Hypervisors are probably the most widely used hardware isolation mechanism, and what we have learned from them is that the vast majority of the security issues are in the surrounding software. Yes, QEMU, we are looking at you. Because communication is needed over the hypervisor boundary, and for compatibility and performance reasons that communication has been a pretty complex bit of code, it has had a very large number of bugs. In addition the OS as hypervisor model has seemingly won over the microkernel as hypervisor type model in the mass market at present, for convenience reasons. The large scale cloud providers do not use the open source hypervisors in any form that is close to what is shipped in open source. If you want to run a secure hypervisor you should be looking at CrosVM, Solo5, SEL4, Muen not the generic KVM+QEMU type model. A lot of the more complex enhancements, like memory de-duplication, have been shown to have security issues (eg side channel attacks). Defence in depth is very important - if you were to run KVM on Linux for example you should look at what CrosVM has done for isolation of the implementation: coding in Rust, seccomp, no Qemu, no emulation hardware, privilege separation etc.

Alternatives

Much of the most secure software does not use any hardware features at all. The Chromium and ChromeOS models are very much worth studying. Only recently is ChromeOS considering VMs as a sandboxing device for untrusted code (using CrosVM, not shipping yet). The browser is a difficult thing to protect compared to most server software as it executes arbitrary attacker supplied code, displays complex externally provided media, and implements complex specifications not designed with security in mind. It runs on off the shelf non hardened operating systems in general. It is perhaps not surprising that many of the recent innovation in secure software sandboxing have come from this environment. Things like NaCl, Web Assembly, Rust and so on all originate here.

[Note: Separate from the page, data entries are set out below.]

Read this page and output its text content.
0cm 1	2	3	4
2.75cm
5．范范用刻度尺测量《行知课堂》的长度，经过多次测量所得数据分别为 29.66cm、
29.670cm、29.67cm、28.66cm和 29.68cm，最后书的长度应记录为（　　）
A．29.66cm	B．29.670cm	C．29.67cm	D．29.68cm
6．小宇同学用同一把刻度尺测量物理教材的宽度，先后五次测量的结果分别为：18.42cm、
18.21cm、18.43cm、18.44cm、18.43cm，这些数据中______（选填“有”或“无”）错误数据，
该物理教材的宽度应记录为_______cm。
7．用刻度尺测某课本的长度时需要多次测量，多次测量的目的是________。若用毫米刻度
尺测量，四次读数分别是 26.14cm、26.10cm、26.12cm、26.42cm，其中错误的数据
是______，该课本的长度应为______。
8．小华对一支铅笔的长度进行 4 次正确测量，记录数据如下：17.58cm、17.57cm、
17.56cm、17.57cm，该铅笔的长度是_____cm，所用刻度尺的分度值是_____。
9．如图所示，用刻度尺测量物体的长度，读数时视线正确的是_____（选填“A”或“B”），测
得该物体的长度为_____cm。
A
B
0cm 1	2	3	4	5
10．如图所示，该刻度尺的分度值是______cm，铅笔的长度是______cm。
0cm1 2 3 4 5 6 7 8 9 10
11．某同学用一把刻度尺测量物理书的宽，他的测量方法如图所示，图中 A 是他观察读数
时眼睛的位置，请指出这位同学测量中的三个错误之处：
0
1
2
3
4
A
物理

Linux itself has introduced a fairly limited runtime, eBPF, that is considered safe enough to run even in a kernel context, using compiler technology to check that the code is secure and terminates. This type of technology is getting much more mature, and could be used more widely in userspace too.

Arguably the crutch of “VMs are safe” has meant that hardening Linux has had a lower importance. Or indeed software protection in general, which outside the browser case has had little attention. Java was meant to be safe code when it was introduced, but the libraries in particular turned out to have lots of interesting bugs that meant escapes were possible. Native Client was the next main step, which saw some use outside the browser context, eg in ZeroVM. Web Assembly is the major target now. There needs to be more here, as for example the current state of the art for serverless platforms is to wrap the user process in a container in a VM, which is very high overhead, and tooling for building trusted safe languages is becoming more necessary for embedding applications. Of course this is not helped by the poor overall security of Linux, which is not strongly hardened and largely driven by features not security, and which has an enormous attack surface that is very hard to cut back.

If we didn’t have a (misplaced) trust in hardware security, we would be forced to build better software only security. We could then combine that with hardware security mechanisms for defence in depth. Right now we mostly have too few choices.